4. Demand elasticity
This research project scrutinizes shared e-scooter demand (trip information) and supply (vehicles deployed) to estimate the demand elasticity of deployed e-scooter vehicles and cost per minute. I found that that the number of trips didn’t increase proportionally to the number of e-scooters deployed. These findings could be helpful for city governments to identify the optimal number of service providers and fleet sizes to permit so that demand is fulfilled without an oversupply of e-scooter vehicles in public spaces.

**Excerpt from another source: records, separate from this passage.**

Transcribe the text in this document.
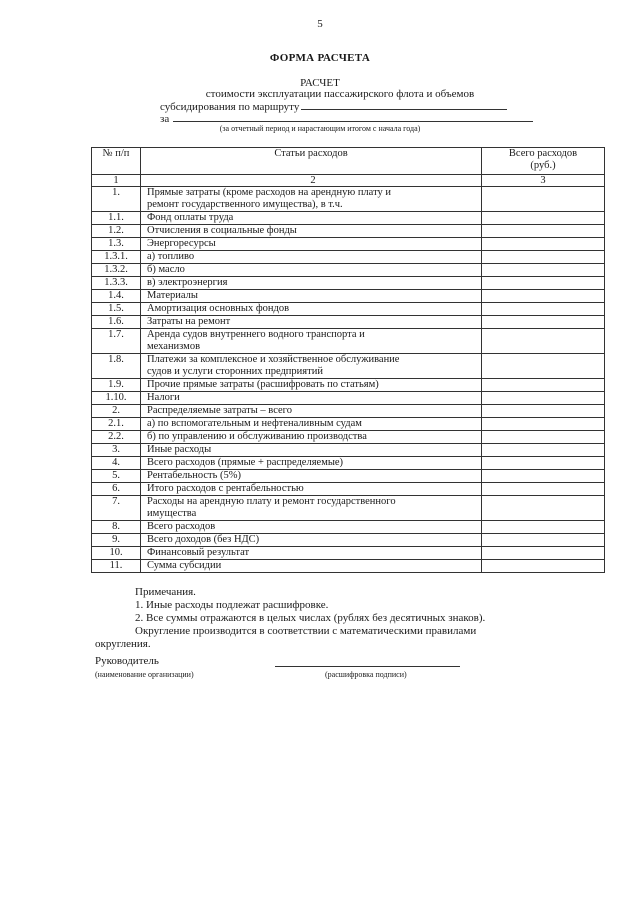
5
ФОРМА РАСЧЕТА
РАСЧЕТ
стоимости эксплуатации пассажирского флота и объемов
субсидирования по маршруту
за
(за отчетный период и нарастающим итогом с начала года)
№ п/п	Статьи расходов	Всего расходов
(руб.)

1	2	3
1.	Прямые затраты (кроме расходов на арендную плату и
ремонт государственного имущества), в т.ч.	

1.1.	Фонд оплаты труда	

1.2.	Отчисления в социальные фонды	

1.3.	Энергоресурсы	

1.3.1.	а) топливо	

1.3.2.	б) масло	

1.3.3.	в) электроэнергия	

1.4.	Материалы	

1.5.	Амортизация основных фондов	

1.6.	Затраты на ремонт	

1.7.	Аренда судов внутреннего водного транспорта и
механизмов	

1.8.	Платежи за комплексное и хозяйственное обслуживание
судов и услуги сторонних предприятий	

1.9.	Прочие прямые затраты (расшифровать по статьям)	

1.10.	Налоги	

2.	Распределяемые затраты – всего	

2.1.	а) по вспомогательным и нефтеналивным судам	

2.2.	б) по управлению и обслуживанию производства	

3.	Иные расходы	

4.	Всего расходов (прямые + распределяемые)	

5.	Рентабельность (5%)	

6.	Итого расходов с рентабельностью	

7.	Расходы на арендную плату и ремонт государственного
имущества	

8.	Всего расходов	

9.	Всего доходов (без НДС)	

10.	Финансовый результат	

11.	Сумма субсидии	

Примечания.
1. Иные расходы подлежат расшифровке.
2. Все суммы отражаются в целых числах (рублях без десятичных знаков).
Округление производится в соответствии с математическими правилами
округления.
Руководитель
(наименование организации)	(расшифровка подписи)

5. Usage pattern of e-scooters
This study proposes a framework for high-resolution analysis of micromobility data to identify distinct e-scooter usage patterns using Principal Component Analysis (PCA) and a K-means unsupervised machine learning algorithm. Scrutinizing over a million e-scooter trips in Nashville, Tennessee, I found five distinct e-scooter usage patterns, and assigned possible trip purposes based on the time of day and starting/ending locations of the trips. The findings of this study can help city administrations, planners, and micromobility operators make data-driven decisions based on the understanding of when and where people are using e-scooters.
6. Micromobility adoption
While most sustainable transportation-related studies within the developing world focus on megacities, there are limited studies in mid-sized cities (more than 500,000 and less than 5 million in population), which make up an “overwhelming majority” of the world’s cities and have the highest population growth rate. This study evaluates individuals’ perception of and propensity to adopt shared micromobility as an emerging urban mobility solution. The findings of the project can benefit policymakers, urban planners, transportation engineers, and entrepreneurs in introducing or improving shared micromobility systems in mid-sized cities of developing countries.